The General Zionists and Premier Sharett’s party, the Mapai, disagree on the timing for presenting to Parliament new changes in the election laws. Both the General Zionists and the Mapai had already agreed to the changes themselves. Under these alterations, only parties that poll a minimum of 4.2 percent of the total vote will be entitled to seat their members in the Parliament. The Mapai has now decided to delay introduction of this change for at least six months, or until a few months before the next general elections, due in the summer of 1955. The General Zionists want to propose the legislation to the present Parliament now.

The introduction of the proposal, aimed to eliminate the small parties, was one of the conditions which the General Zionists stipulated prior to their agreeing to join the present coalition cabinet.

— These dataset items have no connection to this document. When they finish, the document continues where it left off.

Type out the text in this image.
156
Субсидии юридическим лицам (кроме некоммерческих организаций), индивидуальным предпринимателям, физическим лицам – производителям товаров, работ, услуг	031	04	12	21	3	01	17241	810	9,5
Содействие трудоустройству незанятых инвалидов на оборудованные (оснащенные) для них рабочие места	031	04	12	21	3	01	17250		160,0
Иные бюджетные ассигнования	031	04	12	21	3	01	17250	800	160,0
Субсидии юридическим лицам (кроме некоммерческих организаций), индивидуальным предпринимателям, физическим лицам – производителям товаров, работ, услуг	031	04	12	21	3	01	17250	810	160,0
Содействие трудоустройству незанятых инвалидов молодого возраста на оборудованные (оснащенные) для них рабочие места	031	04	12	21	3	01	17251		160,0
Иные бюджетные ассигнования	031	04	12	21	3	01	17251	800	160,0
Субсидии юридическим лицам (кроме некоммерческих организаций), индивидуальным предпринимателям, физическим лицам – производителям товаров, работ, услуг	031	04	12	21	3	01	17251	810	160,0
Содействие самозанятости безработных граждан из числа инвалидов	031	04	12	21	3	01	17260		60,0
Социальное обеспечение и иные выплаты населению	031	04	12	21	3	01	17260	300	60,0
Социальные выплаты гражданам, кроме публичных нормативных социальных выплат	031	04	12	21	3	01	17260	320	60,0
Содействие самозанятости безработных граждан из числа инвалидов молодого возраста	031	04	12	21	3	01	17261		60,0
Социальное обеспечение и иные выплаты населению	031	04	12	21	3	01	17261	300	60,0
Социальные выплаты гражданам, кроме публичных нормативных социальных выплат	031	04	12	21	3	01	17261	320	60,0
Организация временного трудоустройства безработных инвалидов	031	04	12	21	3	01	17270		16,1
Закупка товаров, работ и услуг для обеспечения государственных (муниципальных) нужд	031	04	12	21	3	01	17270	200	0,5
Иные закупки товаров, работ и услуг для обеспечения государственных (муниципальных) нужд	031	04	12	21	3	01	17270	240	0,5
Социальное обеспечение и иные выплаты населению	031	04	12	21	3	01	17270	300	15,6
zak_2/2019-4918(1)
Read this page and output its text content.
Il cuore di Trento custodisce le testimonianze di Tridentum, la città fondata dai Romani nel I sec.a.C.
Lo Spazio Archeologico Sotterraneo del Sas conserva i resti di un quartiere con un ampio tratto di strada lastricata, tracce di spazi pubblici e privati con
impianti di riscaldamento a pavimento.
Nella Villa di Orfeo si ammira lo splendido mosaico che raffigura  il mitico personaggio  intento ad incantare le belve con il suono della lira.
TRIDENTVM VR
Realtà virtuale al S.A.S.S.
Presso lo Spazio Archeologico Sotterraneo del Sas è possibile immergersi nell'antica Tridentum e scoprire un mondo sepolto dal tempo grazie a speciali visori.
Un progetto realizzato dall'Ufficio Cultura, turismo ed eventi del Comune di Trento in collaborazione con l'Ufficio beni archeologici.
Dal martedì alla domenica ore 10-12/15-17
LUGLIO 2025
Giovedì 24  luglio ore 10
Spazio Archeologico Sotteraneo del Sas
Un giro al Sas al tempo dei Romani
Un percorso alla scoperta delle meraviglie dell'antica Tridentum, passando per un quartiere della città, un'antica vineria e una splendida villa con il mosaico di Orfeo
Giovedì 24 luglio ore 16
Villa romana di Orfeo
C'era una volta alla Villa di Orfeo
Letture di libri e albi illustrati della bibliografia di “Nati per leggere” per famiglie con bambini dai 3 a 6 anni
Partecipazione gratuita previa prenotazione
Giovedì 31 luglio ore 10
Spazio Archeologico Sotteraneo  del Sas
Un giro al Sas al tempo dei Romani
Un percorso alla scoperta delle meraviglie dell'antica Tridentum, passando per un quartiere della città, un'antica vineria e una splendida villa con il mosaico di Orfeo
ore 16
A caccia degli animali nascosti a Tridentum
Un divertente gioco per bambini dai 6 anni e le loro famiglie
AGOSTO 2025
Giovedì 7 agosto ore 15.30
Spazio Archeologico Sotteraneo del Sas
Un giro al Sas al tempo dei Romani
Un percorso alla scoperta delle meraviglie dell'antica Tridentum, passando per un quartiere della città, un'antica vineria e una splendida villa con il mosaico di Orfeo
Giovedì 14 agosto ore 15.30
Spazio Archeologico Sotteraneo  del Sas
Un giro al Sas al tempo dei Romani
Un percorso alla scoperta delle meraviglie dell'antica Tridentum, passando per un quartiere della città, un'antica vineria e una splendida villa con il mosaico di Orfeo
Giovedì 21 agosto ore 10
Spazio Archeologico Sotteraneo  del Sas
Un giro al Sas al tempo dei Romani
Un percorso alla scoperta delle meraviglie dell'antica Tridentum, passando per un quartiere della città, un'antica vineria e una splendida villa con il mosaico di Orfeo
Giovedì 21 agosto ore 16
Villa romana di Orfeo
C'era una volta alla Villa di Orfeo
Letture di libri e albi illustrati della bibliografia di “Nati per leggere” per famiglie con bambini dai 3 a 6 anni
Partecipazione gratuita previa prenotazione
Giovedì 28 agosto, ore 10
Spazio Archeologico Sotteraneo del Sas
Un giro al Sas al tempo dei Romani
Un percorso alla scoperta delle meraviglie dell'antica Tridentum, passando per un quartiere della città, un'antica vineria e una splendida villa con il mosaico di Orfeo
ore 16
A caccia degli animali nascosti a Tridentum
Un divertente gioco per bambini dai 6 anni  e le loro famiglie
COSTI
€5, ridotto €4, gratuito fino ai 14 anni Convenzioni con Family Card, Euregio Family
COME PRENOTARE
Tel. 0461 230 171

They now claim that any postponement in introducing legislation to this effect would be considered by them as a breach by the Mapai of the agreement under which they entered the Cabinet, The General Zionists hold four seats in the Cabinet.

Leaders of the General Zionist Party today indicated that their threat does not mean that the representatives of their party will leave the Cabinet. What it means, they said, is that the General Zionist members in the Cabinet would not be bound any longer by collective responsibility for all the Cabinet decisions, and that the General Zionist deputies will cast their votes in Parliament in accordance with the decisions of their own party.

The Progressive Party, which received less than 4. 2 percent of the votes in the last parliamentary elections, and which strongly opposes the limitation upon which the General Zionist Party insists, today announced that, if the Cabinet decides to propose to the Parliament any legislation aimed at eliminating small parties, the Progressives will withdraw their only member from the Cabinet. The Progressives have four deputies in Parliament.

Meanwhile, it was learned today that four deputies of the Mapam, the pro-Communist party, may form their own fraction in Parliament as a result of a split within the Mapam. The four are members of the L’achdut Avodah section of the party, a minority group which publishes its own publication, “Lamerchav.”

The political committee of the Mapam today decided to eject the L’achdut Avodah members from all central bodies of the party and from the Mapam daily newspaper, Al Hamishmar, because the group did not adhere to the decisions adopted by the majority of the party.

State Department sources disclosed here today that informal talks have begun between American and Lebanese diplomats looking to ward the possible extension of U. S. military aid to Lebanon. It is understood that the military assistance program envisaged for Lebanon is similar to that already planned for Iraq and Egypt, two other members of the Arab League.